ソルベンシーマージン比率は保険会社に保険金の支払い能力があるかどうかを表す指標です。

200%を下回ると監督当局のよる早期是正措置の対象となってしまいます。

 

詳しく説明すると、株の暴落や災害など不測の事態が起こって一気に支払うことになるであろう予想総保険金の額に対する、保険会社が準備しているお金の比率のことです。

 

保険契約者保護機構

保険契約者保護機構は保険会社が破綻した時に、破綻した保険会社と契約していた消費者の契約を代わりに引き受けてくれる組織です。

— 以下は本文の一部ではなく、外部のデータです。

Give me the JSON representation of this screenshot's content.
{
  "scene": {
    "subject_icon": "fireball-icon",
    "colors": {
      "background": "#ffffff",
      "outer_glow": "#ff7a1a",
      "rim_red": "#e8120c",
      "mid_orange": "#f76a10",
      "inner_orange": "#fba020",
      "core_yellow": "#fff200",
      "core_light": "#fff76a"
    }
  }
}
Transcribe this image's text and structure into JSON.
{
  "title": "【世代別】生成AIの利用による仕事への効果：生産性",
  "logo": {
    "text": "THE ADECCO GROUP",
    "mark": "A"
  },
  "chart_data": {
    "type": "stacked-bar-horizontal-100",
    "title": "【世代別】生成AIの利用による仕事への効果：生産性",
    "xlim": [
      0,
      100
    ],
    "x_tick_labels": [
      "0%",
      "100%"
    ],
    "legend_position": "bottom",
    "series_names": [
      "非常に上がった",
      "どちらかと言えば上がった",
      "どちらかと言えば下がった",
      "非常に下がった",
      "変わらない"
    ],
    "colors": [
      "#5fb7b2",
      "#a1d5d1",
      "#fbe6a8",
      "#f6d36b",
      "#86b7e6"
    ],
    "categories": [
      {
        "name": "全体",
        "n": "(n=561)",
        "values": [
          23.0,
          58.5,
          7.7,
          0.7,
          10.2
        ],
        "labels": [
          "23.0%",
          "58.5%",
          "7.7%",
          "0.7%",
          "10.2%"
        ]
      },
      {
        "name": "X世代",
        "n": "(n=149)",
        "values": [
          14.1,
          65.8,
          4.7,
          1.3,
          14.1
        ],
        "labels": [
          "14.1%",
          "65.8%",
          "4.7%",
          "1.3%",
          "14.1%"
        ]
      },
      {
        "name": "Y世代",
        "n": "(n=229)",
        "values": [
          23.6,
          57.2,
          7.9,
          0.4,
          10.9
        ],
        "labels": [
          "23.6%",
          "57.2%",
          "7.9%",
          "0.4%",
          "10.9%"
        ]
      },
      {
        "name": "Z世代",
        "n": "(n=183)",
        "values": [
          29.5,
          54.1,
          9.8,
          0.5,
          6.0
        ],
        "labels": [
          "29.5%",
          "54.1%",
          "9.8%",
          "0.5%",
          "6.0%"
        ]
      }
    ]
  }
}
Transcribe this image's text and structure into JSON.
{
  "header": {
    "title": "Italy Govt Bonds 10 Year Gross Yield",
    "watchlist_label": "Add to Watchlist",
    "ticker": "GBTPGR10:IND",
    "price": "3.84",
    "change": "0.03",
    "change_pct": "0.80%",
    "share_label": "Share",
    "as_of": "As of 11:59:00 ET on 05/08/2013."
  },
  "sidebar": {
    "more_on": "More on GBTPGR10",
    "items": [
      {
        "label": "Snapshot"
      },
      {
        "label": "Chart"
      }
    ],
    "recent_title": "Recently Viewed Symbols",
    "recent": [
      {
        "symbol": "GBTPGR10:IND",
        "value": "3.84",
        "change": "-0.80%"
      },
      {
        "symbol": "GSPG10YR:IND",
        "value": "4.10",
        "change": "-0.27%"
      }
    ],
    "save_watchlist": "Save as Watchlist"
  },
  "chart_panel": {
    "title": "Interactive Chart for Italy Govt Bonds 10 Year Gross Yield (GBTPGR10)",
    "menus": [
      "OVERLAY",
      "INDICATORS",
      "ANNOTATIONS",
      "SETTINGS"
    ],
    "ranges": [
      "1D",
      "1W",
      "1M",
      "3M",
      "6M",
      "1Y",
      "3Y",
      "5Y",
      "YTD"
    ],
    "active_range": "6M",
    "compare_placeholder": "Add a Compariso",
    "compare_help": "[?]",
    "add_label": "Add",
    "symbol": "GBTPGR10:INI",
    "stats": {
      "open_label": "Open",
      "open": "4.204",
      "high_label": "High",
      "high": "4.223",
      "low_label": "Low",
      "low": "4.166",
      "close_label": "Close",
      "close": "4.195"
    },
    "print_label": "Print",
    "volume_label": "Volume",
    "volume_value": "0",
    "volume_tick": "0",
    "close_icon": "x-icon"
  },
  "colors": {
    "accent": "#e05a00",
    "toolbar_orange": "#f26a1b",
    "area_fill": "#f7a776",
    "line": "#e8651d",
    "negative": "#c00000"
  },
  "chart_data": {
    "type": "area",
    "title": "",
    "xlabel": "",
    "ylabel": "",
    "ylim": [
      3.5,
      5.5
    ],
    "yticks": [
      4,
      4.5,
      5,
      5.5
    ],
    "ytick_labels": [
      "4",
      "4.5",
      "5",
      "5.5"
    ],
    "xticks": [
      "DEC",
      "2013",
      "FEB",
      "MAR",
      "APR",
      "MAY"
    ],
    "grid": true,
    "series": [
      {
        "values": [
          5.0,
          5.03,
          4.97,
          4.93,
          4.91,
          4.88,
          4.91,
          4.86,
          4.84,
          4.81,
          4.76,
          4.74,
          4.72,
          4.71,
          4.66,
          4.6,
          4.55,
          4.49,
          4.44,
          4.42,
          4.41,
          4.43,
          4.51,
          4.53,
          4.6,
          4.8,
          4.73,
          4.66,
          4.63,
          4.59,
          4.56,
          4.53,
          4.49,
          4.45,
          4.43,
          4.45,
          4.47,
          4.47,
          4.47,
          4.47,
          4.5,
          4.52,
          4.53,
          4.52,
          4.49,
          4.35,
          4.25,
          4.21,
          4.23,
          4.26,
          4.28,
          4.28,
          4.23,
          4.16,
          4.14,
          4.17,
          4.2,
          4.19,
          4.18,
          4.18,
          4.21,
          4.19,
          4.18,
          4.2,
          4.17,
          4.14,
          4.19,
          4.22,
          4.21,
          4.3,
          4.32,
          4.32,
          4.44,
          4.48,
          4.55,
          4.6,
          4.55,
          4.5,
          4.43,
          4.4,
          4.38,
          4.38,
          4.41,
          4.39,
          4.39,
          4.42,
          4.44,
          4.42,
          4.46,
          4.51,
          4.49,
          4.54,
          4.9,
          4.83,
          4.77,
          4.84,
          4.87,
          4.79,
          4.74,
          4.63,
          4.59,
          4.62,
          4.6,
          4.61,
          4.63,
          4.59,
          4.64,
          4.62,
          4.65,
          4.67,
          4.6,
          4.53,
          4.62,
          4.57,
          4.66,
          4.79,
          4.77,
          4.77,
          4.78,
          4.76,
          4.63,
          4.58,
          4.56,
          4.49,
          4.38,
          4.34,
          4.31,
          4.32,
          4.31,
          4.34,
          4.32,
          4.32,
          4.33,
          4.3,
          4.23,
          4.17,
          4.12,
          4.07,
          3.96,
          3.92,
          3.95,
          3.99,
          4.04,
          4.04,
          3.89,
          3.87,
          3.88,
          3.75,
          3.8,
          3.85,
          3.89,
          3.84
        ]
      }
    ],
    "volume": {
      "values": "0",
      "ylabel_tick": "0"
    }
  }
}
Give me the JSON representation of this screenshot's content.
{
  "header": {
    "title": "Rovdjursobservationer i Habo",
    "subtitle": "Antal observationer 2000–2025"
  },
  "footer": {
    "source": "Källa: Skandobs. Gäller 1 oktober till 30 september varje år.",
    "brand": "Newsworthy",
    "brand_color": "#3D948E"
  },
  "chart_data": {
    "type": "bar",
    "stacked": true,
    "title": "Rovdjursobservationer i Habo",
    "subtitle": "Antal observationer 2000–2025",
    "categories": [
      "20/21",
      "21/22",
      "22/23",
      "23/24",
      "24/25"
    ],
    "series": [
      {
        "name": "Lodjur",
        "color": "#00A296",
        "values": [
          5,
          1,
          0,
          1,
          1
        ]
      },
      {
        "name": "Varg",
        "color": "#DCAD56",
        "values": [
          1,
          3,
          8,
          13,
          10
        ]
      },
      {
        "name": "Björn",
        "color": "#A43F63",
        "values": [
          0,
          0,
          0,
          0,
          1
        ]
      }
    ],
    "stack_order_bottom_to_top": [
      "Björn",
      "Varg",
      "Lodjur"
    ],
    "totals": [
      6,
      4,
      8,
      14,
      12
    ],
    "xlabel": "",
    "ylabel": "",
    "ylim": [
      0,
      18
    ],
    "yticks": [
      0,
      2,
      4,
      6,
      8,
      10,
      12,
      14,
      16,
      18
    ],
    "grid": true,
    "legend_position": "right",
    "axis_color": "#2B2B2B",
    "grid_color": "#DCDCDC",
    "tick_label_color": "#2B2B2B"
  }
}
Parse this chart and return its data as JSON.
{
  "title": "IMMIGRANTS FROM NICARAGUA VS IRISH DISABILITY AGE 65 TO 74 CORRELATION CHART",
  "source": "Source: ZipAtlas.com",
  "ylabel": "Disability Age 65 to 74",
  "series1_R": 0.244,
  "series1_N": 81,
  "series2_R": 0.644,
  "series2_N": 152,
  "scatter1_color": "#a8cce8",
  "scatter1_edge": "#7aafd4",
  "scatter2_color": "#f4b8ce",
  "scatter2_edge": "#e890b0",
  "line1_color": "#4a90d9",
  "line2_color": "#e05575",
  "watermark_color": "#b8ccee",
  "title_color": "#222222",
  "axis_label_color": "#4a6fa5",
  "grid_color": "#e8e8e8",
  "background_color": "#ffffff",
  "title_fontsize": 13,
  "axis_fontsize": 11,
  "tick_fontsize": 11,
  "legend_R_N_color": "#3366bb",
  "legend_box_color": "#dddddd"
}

または破綻しかけている保険会社に資金援助などをして救済したりもしてくれます。

保険契約者保護機構には生命保険と損保保険に分かれており、補償対象や補償割合に少しt街があります。 

 

生命保険契約者保護機構

対象

再保険を除く全保険

再保険とは元請け保険会社が保険の支払いができない時に別の保険会社が肩代わりしてくれる保険のことです。 

割合

責任準備金の90% 責任準備金の90%なので実質の負担額はもっと少なくなってしまうことに注意が必要です。

 

損保保険契約者保護機構

対象 

自賠責保険
自動車保険
家計地震保険
火災保険
傷害・疾病・介護に関する保険契約
海外旅行傷害保険

割合

自賠責保険と家計地震保険は100%補償

自動車保険、火災保険は破綻後3ヶ月は100%補償
その後は80%補償

 

保険契約者保護機構に加入できない保険業

少額短期保険業者は保険契約者保護機構の対象外です。

少額短期保険業者には以下のような特徴があります。

保険金の額が少額

保険期間が一年未満

日本少額短期保険協会

 

FP3級取得の保険制度全般のまとめ

 FP3級の保険制度全般ではすべての保険に共通する内容がまとめられて、かなり重要です。

ソルベンシーマージン比率やクーリングオフ制度に関しては過去問にも毎年のように登場しているので、このあたりに出てくる数字は暗記しておきましょう。